The technique at least offers those who value certainty over results to be able to understand the set of facts that must be true before an action they certainly want to be taken will be taken. It does not offer them the certainty that an action will be taken by a specific day and time.

In this way, decisions opportunities are identified in advance, and evidence is gathered deliberately at each step to inform the next decision opportunity. Desired futures may change as uncertainty is resolved or as the organizations appetite for risk changes over time. This is to say, the roadmap isn’t a locked-in set of promises, but rather, a real map of potential roads to take to arrive at different destinations.

Moreover, decision by flight is less likely to occur when assumptions are laid bare and the roadmap is about deliberately reducing the uncertainty on specific lines of decisions, while deliberately trying to attain some outcome that is aligned with the vision. It may even offer a scaffolding for self-directed OKR’s. This feels more participatory and Teal (Laloux, 2016), doesn’t it?

Choices, ideally, are made deliberately, within the strategic context they appear. When organizational factors dominate the Garbage Can, learning and progress halts.

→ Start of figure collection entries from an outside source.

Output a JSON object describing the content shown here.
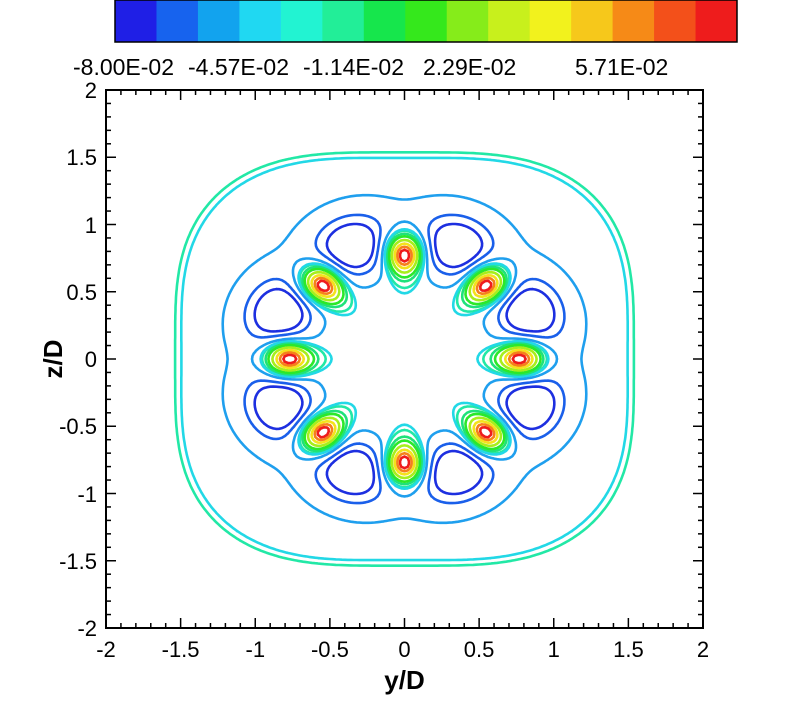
{
  "chart_data": {
    "type": "contour",
    "title": "",
    "xlabel": "y/D",
    "ylabel": "z/D",
    "xlim": [
      -2,
      2
    ],
    "ylim": [
      -2,
      2
    ],
    "x_ticks": [
      "-2",
      "-1.5",
      "-1",
      "-0.5",
      "0",
      "0.5",
      "1",
      "1.5",
      "2"
    ],
    "y_ticks": [
      "-2",
      "-1.5",
      "-1",
      "-0.5",
      "0",
      "0.5",
      "1",
      "1.5",
      "2"
    ],
    "grid": false,
    "legend": {
      "placement": "top",
      "labels": [
        "-8.00E-02",
        "-4.57E-02",
        "-1.14E-02",
        "2.29E-02",
        "5.71E-02"
      ],
      "colors": [
        "#1f1fe6",
        "#1763ee",
        "#12a3ee",
        "#20d8f2",
        "#22f3d2",
        "#22ee98",
        "#16e64c",
        "#35e81c",
        "#86ec1a",
        "#c8f01c",
        "#f2f21d",
        "#f6c81b",
        "#f68a17",
        "#f3501a",
        "#ee1c1c"
      ]
    },
    "lobes": 8,
    "contours": [
      {
        "level": 0.0005,
        "color": "#22e8a6",
        "kind": "outer"
      },
      {
        "level": -0.004,
        "color": "#22d8e6",
        "kind": "trough"
      },
      {
        "level": -0.02,
        "color": "#1f9fee",
        "kind": "trough"
      },
      {
        "level": -0.045,
        "color": "#1a5fea",
        "kind": "trough"
      },
      {
        "level": -0.065,
        "color": "#1d2fe0",
        "kind": "trough"
      },
      {
        "level": 0.012,
        "color": "#1fe27a",
        "kind": "peak"
      },
      {
        "level": 0.023,
        "color": "#2be82a",
        "kind": "peak"
      },
      {
        "level": 0.04,
        "color": "#a8ee1c",
        "kind": "peak"
      },
      {
        "level": 0.057,
        "color": "#f4e21c",
        "kind": "peak"
      },
      {
        "level": 0.07,
        "color": "#f5801a",
        "kind": "peak"
      },
      {
        "level": 0.08,
        "color": "#ee1c1c",
        "kind": "peak"
      }
    ]
  }
}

Too much anarchy, and nobody learns a thing. The discussion never advances and very little progress can be made. If any is, it’s purely by chance.

Too little anarchy, too much certainty, and nobody learns a thing. The discussion never advances and very little progress can be made. If any is, it’s purely by chance.

Powell’s 40/70 Rule offers a window into what balanced chaos and a shared sense of curiosity, with just enough security to be viable, can offer.

A Garbage Can Product Roadmap

In this post, I’ve described a variant of Bouzada’s Strategic Roadmap with the harsh environment of the Garbage Can Model (1972), orthodox Blank (2010, 2020) and Laloux (2016).

There many enabling conditions to building a Garbage Can Product Roadmap, that:

  • There can be transparent discussions about the validity of a Vision.
  • Everybody has wisdom to contribute in generating alternatives.
  • A group of people can engage in a discussion about alternate futures.
  • Alternatives can be weighted.
  • Facts from outside the building will be trusted or factored.
  • Assumptions are recognized as assumptions.
  • Assumptions can be structured into a tree or tree-like sequence.
  • Assumptions can be tested.
  • Test results will be trusted.
  • The 40/70 rule provides enough security for uncertainty to be resolved.

It’s a long list

It’s probably in everybody’s best interest for product management to smooth the worst features of the Garbage Can while embracing some its best features.

Sources

Blank, S. (2020). The four steps to the epiphany: successful strategies for products that win. John Wiley & Sons.

Cohen, M. D., March, J. G., & Olsen, J. P. (1972). A garbage can model of organizational choice. Administrative science quarterly, 1-25.

Laloux, F. (2016). Reinventing organizations. LannooCampus.

Moore, G. A., & McKenna, R. (1991). Crossing the chasm.

Münch, J., Trieflinger, S., & Lang, D. (2019, June). Product roadmap–from vision to reality: a systematic literature review. In 2019 IEEE International Conference on Engineering, Technology and Innovation (ICE/ITMC) (pp. 1-8). IEEE.